Antonakes quickly shocked the room full of mortgage servicers in the opening session saying, "Nearly eight years have passed and I remain deeply disappointed by the lack of progress the mortgage servicing industry has made.
"There are encouraging signs with unemployment decreasing and the economy growing. However, many homeowners continue to struggle. Nationwide, one in ten homeowners remain underwater and two million households are at a high risk of foreclosure. Our work is far from over,” Antonakes said.
And while his brutal honestly came as quite a shock to the room, it is not a new message from the CFPB.
Back in December, I had the chance to meet with CFPB Director Richard Corday, who emphasized a similar point, it was just not in front of a giant room of servicers.
In this feature, which can be found in the latest issue of HousingWire Magazine, Cordray cautioned servicers saying, “There have been a lot of problems in that industry. I have seen them very close up when I was a public official in Ohio. It is important for them to take this very seriously and improve their performance and come into compliance with these rules.”
But that was just a light scratch compared to the tough message given by Antonakes Wednesday morning.
“Servicers have had more than a year now to work on implementation. We put out plain-language summaries of the rules and posted video guidance. We issued readiness guides. And, we worked with our fellow regulators to publish inter-agency procedures on the new rules to familiarize industry stakeholders with our expectations,” Antonakes said.
And while the CFPB is looking for a “good faith effort,” it has felt like “Groundhog Day” with mortgage servicing for far too long, Antonakes argued.
"Ultimately, these profound changes will be good for all Americans, including industry," Antonakes would later conclude. "But please understand, business as usual has ended in mortgage servicing.

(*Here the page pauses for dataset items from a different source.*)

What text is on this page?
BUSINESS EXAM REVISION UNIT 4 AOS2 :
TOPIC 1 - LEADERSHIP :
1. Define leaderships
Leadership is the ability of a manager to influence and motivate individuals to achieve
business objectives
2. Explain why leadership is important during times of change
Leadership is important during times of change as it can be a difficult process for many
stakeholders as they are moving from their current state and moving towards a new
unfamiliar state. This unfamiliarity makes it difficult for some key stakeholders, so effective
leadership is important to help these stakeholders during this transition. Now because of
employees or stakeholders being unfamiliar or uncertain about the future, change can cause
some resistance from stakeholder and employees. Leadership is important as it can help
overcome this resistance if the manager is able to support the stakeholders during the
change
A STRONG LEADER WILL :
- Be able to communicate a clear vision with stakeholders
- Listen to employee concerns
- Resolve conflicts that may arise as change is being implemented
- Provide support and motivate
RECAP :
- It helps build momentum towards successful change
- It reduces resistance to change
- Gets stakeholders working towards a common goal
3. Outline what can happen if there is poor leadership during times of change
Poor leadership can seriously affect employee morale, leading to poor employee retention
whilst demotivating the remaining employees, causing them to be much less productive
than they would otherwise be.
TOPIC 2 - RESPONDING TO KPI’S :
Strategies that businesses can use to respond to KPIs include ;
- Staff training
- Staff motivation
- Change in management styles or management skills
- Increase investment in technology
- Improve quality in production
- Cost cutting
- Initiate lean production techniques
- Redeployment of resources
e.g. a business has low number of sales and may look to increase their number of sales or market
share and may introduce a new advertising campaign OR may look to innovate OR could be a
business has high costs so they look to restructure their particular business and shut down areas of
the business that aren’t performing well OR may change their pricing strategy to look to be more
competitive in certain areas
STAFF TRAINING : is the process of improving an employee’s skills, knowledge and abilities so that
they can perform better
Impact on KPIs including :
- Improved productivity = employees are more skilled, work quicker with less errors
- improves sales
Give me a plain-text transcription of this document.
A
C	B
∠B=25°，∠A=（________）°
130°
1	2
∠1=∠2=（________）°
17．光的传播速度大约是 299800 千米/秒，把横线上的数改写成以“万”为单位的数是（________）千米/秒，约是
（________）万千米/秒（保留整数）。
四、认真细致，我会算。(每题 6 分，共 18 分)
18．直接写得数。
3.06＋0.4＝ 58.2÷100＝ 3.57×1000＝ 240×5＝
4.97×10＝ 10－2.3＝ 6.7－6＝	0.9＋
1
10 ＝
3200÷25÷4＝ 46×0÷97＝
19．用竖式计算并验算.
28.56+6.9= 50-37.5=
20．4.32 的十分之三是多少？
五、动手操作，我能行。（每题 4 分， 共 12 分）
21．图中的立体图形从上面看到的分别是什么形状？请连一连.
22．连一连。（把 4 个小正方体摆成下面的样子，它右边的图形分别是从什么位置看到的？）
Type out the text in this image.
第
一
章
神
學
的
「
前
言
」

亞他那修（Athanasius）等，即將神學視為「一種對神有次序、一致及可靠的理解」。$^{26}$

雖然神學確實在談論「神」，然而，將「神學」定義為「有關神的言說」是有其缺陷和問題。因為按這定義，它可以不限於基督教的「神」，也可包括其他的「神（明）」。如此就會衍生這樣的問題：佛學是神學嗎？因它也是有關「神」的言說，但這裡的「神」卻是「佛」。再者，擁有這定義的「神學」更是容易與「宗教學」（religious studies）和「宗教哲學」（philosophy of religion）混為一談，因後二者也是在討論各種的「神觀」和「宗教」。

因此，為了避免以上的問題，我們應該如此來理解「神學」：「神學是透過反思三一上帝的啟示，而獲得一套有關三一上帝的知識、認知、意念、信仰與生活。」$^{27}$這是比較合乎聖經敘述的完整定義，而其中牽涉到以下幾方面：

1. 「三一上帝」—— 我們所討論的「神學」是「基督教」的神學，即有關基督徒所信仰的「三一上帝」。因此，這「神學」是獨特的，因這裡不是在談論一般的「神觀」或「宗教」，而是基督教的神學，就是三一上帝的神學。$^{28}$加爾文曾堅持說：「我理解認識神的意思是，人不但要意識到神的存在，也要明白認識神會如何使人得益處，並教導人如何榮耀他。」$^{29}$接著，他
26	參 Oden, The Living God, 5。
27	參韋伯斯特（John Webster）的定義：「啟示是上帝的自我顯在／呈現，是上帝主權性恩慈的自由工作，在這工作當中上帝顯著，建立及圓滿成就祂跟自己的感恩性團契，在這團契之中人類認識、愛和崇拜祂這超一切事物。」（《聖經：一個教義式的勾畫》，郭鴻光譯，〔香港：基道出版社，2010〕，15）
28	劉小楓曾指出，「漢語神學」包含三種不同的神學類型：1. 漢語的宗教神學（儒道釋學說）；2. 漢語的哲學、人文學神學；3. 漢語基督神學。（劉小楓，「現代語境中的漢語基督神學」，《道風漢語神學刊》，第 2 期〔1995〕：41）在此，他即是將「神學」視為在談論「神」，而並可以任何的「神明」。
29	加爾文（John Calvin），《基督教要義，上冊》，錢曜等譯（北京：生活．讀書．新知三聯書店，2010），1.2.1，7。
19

Groundhog Day is over."
Ultimately, Antonakes believes that needing the government to step in and intervene is quite bizarre. Yet here we are.
And Antonakes was not alone in this mindset either.
When I met with Joe Smith, monitor of the National Mortgage Settlement, he commented that Antonakes’ speech was well said.
Servicers have a right to be concerned. “But they need to understand that there is a reason that all this happened. It happened because of what happened in the last five years,” Smith noted.
Not all servicers fell under this severe assessment, as Antonakes did recognize that many servicers in the room have put in countless hours and spent millions of dollars preparing their businesses for the new rules.
“The Bureau has valued your input and engagement in the rulemaking and implementation process,” Antonakes said. “It’s that kind of investment in compliance that was sorely lacking in the response to the financial crisis and it speaks well of fundamental changes in the financial services industry in general.”